Die Hilfsbereitschaft ist riesengroß

Stefanie Kritsch, Friseurmeisterin aus Wemdingen, schrieb zunächst die Innung an, mit der Frage, wie man helfen könne. So wurde dann der Kontakt zu einer ukrainischen Kollegin hergestellt, es folgte ein Spendenaufruf in den Sozialen Medien.
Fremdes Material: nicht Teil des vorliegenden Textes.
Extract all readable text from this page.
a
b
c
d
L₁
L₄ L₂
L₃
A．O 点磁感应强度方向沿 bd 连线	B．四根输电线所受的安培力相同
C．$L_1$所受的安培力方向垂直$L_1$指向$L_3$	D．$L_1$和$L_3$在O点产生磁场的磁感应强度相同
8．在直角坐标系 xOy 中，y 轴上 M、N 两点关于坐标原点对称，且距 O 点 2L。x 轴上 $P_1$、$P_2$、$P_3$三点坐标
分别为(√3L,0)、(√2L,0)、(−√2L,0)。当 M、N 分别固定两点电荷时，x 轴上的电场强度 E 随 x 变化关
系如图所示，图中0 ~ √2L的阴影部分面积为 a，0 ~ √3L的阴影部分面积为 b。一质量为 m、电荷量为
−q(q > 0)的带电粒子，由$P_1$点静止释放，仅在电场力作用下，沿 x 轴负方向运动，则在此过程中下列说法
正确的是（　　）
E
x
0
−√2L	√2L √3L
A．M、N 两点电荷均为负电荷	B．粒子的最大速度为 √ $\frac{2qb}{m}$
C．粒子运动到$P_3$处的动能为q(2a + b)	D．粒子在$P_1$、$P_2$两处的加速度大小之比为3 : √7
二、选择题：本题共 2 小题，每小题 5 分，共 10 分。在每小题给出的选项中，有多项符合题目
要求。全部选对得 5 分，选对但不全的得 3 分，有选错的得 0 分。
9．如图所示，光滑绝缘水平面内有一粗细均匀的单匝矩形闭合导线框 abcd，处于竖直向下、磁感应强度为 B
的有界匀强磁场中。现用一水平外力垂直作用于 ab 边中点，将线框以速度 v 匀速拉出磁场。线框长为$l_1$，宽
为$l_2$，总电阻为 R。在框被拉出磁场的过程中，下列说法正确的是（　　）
Mit großem Erfolg: Innerhalb kürzester Zeit stapelten sich in einem Wemdinger Unternehmen Hygiene-Artikel, Medikamente und haltbare Lebensmittel. „Es ist unglaublich, wie groß die Hilfsbereitschaft ist“, freut sich die Friseurmeisterin. „Sogar Rollstühle und Gehhilfen wurden gespendet.“ Die erste Fahrt mit zwei Sprintern und einem LKW startete letzten Samstag, von dort wurden Sachen an die polnische Grenze gebracht und an die Bedürftigen verteilt. „Auch zu mir in den Salon wurde Babynahrung sowie Medizin gebracht, es ist überwältigend!"
Gesammelt wird zunächst noch bis zum 18. März. "Wir werden die Lage aber weiter beobachten und schauen, ob wir dann noch gebraucht werden."

"Was geht denn hier ab?"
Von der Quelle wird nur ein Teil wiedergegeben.